Ich höre nämlich immer nur "Warum nicht?" statt ein einziges, halbwegs überzeugendes Argument dafür vorgelegt zu bekommen, warum überhaupt. Und es ist ziemlich unfair, die Beweislast komplett auf die Gegenseite abzuwälzen und sich hinter dem Wort "Toleranz" zu verstecken. Wer Teenies in Bikinis sehen will oder zumindest für komplett unbedenklich hält, darf ja auch mal Stellung dazu beziehen. Es hat auch nichts mit Perversion und Coming Out zu tun. Aber nur plakativ zu vertreten, dass man das doch nicht zensieren sollte, weil Zensur voll blöd ist und so, ist ein bisschen zu einfach.
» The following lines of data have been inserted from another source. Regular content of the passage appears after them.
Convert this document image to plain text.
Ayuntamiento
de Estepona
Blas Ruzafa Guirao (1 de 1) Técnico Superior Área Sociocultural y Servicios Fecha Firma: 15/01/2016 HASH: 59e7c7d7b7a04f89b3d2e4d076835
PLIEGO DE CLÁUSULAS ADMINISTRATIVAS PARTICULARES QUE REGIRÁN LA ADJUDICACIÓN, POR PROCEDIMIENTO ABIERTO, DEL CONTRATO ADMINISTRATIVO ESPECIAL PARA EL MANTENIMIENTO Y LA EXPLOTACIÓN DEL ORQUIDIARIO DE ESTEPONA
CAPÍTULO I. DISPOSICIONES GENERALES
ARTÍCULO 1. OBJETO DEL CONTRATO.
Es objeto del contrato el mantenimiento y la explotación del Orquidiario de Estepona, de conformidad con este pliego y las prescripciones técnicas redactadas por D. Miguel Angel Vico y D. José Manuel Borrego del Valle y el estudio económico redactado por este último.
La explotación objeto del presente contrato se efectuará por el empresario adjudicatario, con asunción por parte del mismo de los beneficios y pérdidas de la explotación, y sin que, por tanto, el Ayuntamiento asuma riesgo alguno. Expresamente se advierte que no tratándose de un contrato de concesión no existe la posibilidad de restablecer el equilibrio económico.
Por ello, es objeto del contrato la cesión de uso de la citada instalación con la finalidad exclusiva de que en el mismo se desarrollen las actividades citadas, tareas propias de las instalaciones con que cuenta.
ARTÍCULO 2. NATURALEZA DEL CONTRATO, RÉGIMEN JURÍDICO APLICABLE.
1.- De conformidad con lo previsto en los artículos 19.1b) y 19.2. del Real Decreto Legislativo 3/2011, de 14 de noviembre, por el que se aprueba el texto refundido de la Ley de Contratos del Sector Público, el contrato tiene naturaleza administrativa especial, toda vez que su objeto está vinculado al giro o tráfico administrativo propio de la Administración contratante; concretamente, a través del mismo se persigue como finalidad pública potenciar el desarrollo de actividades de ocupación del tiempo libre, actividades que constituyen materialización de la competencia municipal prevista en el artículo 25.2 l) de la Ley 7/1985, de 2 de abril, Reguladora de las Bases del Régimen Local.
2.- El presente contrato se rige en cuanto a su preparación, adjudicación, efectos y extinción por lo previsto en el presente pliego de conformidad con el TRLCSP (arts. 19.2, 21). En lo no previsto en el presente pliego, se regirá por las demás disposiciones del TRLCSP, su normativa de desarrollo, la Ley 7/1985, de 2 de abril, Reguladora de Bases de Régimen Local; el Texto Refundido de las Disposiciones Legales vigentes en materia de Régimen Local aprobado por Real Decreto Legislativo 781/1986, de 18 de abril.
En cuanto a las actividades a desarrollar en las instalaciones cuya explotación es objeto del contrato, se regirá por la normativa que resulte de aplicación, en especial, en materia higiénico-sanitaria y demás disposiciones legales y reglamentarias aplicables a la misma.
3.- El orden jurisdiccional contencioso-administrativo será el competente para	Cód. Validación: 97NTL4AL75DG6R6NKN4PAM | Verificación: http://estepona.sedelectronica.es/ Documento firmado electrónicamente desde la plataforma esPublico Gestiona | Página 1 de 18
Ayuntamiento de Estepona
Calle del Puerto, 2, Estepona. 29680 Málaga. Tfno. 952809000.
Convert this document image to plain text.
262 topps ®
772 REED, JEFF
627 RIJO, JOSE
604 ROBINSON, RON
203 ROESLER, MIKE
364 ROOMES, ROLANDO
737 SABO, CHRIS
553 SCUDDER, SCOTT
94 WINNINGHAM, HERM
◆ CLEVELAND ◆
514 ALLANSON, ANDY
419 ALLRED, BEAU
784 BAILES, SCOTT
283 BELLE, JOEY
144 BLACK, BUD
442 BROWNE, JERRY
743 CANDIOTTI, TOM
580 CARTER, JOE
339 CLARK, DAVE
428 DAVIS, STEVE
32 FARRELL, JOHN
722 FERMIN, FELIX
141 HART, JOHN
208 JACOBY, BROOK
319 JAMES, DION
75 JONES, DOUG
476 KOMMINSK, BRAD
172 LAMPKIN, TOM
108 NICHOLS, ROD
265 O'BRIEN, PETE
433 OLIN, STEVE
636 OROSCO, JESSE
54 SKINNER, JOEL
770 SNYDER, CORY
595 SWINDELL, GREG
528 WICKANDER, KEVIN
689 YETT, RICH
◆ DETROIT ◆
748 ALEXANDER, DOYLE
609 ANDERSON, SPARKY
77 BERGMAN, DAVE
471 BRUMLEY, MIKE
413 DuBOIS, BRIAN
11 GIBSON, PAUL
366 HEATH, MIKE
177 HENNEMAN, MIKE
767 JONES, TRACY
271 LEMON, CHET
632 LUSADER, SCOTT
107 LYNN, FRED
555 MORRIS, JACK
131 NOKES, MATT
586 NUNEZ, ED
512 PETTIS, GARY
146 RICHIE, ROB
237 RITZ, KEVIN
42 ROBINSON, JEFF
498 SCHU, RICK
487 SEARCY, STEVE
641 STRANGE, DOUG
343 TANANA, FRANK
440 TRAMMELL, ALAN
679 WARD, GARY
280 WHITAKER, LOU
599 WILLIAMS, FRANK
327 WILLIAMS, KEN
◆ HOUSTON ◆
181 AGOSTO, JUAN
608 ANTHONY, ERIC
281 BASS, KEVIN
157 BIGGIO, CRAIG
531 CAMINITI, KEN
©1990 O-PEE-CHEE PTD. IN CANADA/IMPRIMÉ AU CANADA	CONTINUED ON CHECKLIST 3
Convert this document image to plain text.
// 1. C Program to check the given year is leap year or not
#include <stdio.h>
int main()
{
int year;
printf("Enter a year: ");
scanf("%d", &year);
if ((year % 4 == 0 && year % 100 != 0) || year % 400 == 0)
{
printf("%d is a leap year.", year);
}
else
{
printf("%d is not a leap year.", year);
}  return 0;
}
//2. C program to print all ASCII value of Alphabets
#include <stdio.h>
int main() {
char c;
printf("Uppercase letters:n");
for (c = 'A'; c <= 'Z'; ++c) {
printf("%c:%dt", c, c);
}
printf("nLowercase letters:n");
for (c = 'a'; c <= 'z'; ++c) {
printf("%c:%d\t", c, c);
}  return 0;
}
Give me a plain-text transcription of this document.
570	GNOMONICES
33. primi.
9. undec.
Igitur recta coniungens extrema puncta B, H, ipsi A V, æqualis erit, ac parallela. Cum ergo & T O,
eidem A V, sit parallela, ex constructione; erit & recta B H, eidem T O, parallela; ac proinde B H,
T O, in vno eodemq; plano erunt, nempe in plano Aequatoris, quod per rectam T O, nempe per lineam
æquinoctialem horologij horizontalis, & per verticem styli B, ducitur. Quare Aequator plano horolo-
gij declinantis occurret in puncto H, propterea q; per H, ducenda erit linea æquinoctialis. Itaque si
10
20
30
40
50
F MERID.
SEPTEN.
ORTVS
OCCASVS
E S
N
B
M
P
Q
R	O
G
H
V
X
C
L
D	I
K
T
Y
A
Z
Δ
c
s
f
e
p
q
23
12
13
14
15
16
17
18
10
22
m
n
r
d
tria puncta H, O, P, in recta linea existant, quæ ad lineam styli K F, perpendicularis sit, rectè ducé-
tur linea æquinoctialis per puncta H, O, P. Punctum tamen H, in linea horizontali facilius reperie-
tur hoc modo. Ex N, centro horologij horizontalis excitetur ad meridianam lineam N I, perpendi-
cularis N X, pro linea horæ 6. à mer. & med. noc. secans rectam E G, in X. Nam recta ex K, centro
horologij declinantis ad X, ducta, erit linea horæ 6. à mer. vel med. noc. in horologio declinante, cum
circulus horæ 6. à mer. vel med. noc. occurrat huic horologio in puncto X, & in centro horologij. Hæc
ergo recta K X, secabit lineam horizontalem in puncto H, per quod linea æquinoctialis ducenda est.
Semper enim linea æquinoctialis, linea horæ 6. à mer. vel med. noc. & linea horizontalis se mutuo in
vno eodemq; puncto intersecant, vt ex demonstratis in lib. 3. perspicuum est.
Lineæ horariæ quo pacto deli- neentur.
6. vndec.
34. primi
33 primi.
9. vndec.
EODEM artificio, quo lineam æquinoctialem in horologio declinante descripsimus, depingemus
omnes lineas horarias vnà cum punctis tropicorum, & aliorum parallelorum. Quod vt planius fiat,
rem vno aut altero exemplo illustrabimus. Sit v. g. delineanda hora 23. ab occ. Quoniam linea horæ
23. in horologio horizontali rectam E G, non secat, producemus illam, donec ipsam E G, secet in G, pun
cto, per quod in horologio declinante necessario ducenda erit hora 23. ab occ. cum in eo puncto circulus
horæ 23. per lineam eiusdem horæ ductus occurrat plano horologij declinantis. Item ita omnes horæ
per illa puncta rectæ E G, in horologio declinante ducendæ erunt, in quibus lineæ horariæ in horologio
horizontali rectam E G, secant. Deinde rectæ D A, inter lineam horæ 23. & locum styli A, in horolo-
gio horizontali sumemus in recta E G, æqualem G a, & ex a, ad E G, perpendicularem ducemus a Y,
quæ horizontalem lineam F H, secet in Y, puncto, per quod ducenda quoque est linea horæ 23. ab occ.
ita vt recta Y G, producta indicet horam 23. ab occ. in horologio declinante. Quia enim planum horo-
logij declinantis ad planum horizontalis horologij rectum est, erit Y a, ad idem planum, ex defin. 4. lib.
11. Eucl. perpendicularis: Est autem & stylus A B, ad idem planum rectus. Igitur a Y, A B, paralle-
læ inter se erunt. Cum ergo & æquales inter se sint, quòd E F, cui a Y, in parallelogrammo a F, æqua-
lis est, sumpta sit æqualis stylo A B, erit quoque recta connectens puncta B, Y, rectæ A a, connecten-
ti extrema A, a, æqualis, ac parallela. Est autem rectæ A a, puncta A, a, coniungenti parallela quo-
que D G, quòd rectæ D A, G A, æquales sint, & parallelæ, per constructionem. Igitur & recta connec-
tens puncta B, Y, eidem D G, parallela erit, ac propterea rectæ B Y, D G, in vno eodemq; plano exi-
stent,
Dieses "zum Kotzen sein" ist Autonomie. Sieh es mal so rum: Es ist der Gesellschaft noch möglich (wahrscheinlich eh nicht mehr lange), diverse Inhalte aus ihrem kulturellen Raum zu halten, die sie nicht für wertvoll hält, was auch immer dann damit gemeint ist. Den Jugendschutz will ich an der Stelle mal außen vor lassen, weil das für sich schon etwas problematisch ist (brauchts das überhaupt? Verantwortung der Eltern? Kann man überhaupt gewährleisten, dass 18+ Inhalte auch nur Erwachsene erreichen? usw. usw.).Zitat
Ob man auf diesem Recht beharren muss, ist dann wieder eine andere Frage, und ich will nicht sagen, dass dieser Apparat allzu clever aufgebaut ist. Am Ende ist es wirklich eine recht kleine Zahl an Leuten, die nicht immer konsistent und gut begründet darüber entscheidet, was "gesellschaftlich" toleriert wird, und was nicht. Aber ich finde es nicht prinzipiell "zum Kotzen" dass wir immerhin noch das Recht haben, wenigstens theoretisch, noch darüber mitentscheiden zu dürfen was wir für gut und richtig halten, und was nicht. Dazu gehört z.B. auch, dass Kennzeichen und Symbole verfassungsfeindlicher Organisationen verboten sind. Die werden nicht verboten weil es "Meinungszensur" gibt, sondern weil sich die Leute denken, dass wir ein Recht haben sollten, nicht jeden Scheiß für recht und billig halten zu müssen.